On Wednesday, after a long run, Mullins planted his left spike in the T. Rowe Price sign and used his left arm to elevate even higher, catching the ball at the peak of his jump, with his glove arm leaning over the fence. It was a perfect play.
“In terms of that, it’s just good timing, I guess,” Mullins said modestly. “In terms of my legacy here, I just wanted to leave it all out there. I try to play hard every single day, regardless of the results. I feel like I did that today.”
Mullins left behind a highlight reel of catches exceeded only by the character he brought to the clubhouse. He was a role model in terms of humility and professionalism. After his sensational play on Wednesday, a catch that announcer Kevin Brown wasn’t sure he made, Mullins simply ran off the field as if it had simply been routine.
He was a player you could root for, a 5-foot-8, 175-pound powerhouse in terms of his all-around skill, with the exception of his throwing arm. He was the first player my good friend Steve Hertsch mentioned when he talked about the nine players the Orioles traded. He loved watching Mullins patrolling center field like a free safety in football.

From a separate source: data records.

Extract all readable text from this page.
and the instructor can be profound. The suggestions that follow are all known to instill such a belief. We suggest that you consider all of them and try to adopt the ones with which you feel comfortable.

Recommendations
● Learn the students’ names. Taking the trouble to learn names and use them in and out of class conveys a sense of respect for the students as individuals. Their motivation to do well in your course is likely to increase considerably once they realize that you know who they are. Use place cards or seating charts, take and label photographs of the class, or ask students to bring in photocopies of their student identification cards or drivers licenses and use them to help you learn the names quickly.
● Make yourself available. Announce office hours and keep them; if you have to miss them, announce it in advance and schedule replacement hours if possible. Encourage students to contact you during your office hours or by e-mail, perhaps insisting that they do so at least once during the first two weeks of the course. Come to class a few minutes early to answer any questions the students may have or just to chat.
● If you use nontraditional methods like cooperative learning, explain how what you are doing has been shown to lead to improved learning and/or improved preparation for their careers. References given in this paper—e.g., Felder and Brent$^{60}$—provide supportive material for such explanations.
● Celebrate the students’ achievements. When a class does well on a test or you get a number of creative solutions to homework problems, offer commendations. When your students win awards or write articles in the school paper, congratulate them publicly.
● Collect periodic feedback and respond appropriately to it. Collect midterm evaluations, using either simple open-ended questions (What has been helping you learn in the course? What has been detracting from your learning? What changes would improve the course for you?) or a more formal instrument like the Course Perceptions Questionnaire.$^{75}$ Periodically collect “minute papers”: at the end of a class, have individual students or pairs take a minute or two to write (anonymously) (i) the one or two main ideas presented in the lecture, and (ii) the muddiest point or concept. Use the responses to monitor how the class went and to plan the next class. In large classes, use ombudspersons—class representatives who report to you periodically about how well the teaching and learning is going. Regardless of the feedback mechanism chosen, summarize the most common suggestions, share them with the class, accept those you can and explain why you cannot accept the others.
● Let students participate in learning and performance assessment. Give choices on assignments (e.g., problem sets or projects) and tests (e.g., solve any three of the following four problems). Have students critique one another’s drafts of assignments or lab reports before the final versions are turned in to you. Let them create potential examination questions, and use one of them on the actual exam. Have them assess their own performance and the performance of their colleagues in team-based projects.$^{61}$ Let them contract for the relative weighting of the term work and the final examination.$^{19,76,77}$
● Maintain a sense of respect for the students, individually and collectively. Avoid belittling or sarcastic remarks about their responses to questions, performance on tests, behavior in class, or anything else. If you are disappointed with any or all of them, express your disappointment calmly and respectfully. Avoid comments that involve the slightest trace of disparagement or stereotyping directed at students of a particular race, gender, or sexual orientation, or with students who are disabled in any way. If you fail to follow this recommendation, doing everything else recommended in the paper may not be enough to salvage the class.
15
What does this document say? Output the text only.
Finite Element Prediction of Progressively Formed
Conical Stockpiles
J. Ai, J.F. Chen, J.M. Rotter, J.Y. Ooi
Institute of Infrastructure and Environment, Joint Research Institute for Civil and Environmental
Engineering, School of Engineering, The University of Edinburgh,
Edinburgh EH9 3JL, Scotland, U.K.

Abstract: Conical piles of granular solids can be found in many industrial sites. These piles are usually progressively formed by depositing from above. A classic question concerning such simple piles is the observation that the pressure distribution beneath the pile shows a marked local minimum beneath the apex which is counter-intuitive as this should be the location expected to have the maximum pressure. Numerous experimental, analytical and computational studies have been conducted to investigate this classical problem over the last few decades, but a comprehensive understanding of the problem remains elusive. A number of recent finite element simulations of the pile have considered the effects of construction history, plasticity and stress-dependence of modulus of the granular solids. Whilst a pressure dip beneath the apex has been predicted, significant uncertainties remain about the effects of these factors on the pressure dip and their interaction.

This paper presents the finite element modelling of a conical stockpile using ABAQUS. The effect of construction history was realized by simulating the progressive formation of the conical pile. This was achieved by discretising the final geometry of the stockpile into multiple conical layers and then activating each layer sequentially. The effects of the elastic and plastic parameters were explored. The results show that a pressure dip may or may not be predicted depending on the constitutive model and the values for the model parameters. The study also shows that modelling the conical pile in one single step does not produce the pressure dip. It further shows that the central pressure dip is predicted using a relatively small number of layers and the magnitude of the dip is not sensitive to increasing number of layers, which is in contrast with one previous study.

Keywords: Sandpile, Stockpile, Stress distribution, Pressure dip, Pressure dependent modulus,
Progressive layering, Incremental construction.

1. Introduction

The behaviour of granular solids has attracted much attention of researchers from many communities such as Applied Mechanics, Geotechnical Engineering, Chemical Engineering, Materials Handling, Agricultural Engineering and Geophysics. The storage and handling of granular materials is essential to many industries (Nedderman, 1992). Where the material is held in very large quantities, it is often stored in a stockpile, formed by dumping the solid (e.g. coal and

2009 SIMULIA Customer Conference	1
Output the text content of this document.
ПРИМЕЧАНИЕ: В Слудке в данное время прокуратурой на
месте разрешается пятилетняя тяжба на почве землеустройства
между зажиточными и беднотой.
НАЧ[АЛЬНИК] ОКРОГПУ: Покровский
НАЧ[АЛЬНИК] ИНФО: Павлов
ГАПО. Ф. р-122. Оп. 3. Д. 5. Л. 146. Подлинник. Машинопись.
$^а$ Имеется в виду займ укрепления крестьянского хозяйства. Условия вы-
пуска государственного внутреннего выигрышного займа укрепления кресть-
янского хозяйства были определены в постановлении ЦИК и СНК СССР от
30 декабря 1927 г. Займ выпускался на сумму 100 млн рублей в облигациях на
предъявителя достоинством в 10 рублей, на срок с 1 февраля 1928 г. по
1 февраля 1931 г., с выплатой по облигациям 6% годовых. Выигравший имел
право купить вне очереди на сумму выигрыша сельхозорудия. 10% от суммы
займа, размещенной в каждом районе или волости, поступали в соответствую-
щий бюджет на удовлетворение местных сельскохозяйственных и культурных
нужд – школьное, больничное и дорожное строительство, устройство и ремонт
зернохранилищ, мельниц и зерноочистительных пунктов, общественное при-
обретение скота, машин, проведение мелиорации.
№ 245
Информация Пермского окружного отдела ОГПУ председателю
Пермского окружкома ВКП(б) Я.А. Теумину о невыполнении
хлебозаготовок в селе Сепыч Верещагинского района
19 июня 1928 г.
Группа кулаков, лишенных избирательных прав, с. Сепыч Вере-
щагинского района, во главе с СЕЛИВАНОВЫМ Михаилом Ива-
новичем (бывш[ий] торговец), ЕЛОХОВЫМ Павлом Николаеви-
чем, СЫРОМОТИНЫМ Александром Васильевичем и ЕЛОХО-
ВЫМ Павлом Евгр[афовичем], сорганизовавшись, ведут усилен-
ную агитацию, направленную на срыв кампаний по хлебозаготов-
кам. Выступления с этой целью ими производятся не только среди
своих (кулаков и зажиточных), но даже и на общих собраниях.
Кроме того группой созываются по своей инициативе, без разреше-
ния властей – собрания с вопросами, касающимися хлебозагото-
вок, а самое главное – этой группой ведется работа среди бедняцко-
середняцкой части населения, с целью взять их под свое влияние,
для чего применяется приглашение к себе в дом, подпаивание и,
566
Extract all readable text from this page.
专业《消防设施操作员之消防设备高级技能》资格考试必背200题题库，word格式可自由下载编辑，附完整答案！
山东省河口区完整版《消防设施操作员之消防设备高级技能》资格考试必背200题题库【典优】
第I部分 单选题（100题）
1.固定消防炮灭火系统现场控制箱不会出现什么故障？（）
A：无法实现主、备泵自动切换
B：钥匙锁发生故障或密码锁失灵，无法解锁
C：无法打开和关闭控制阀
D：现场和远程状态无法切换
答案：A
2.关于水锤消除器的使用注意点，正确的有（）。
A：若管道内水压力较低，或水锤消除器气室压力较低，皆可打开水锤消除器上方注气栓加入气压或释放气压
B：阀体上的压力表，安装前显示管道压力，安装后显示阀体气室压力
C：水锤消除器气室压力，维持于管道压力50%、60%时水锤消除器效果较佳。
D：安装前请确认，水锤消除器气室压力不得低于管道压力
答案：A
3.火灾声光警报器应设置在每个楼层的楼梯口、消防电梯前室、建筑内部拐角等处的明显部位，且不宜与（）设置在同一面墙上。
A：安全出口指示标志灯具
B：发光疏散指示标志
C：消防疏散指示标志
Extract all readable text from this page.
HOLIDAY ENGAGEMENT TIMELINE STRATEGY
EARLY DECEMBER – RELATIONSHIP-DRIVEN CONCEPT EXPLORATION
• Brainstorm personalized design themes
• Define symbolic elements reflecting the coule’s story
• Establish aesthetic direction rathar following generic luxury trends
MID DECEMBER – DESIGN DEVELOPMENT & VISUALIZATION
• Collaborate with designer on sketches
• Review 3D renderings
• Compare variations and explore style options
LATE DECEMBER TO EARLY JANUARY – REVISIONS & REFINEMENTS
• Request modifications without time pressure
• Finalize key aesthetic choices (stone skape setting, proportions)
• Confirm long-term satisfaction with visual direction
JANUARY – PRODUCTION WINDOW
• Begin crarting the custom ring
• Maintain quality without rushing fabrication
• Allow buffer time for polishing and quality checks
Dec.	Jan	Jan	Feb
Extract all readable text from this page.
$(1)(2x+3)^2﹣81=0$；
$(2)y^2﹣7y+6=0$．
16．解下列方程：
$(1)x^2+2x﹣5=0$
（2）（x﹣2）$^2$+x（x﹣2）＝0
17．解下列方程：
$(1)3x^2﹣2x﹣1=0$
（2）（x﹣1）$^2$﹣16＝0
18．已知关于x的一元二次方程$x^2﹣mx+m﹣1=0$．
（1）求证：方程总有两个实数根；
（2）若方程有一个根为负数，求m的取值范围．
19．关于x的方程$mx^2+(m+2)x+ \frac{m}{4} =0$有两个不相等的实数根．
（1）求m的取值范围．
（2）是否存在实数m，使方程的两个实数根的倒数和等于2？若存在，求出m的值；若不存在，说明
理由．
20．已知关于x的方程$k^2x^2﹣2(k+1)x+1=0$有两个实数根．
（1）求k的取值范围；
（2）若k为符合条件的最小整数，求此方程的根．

When players we love, or love to watch, are traded, it challenges our allegiance. The biggest blow for me was when the Orioles traded Frank Robinson to the Dodgers in December of 1971. He was and is my favorite player, leading the Orioles to their first World Series title in 1966, and three more World Series appearances before they moved him to make room for Don Baylor.
I got it, but I didn’t like it. I wanted Frank to stay alongside Brooks until his career ended, but the Orioles made a business decision, just as they did in December of 1965 when they acquired the 30-year-old Robinson from the Reds. Frank and Brooks and Boog and Jim Palmer helped the Orioles become baseball’s dominant team.
The Orioles’ last World Series title was in 1983, when Eddie Murray and Cal Ripken Jr. were the primary players who earned the fans’ devotion. Murray’s trade to the Dodgers in December 1988 was also crushing to the fans — the loss of another eventual Hall of Famer.
Mullins doesn’t have that kind of resume, but what endeared him to fans was that he played hard every single day, and that he got the most out of his talent. He was blue-collar in a blue-collar town.
All those fabulous catches reminded us older fans of Paul Blair, who won eight Gold Gloves. Mullins doesn’t have a Gold Glove and those of us who have had the privilege of watching him play think he’s been robbed the way he has robbed so many hitters.
His departure was the one that hit hardest, but the joy he brought to fans in his final game is the kind they experienced on Friday night. It’s the kind that Elias is seeking — a championship-caliber team that could pack Camden Yards on a consistent basis.
“We are sorry that 2025 has gone this way,” Elias said in a video conference call on Friday. “A lot had to go wrong and it has, and we’re addressing that. … We have an extremely exciting group of young players on the Orioles that we’ve all come to enjoy and these guys are still here.”
There’s no one more exciting than shortstop Gunnar Henderson, whose three-run, eighth-inning homer powered the Orioles to a 4-3 win over the Cubs on Saturday.
Still, I wish one hadn’t left the show — Cedric the Entertainer.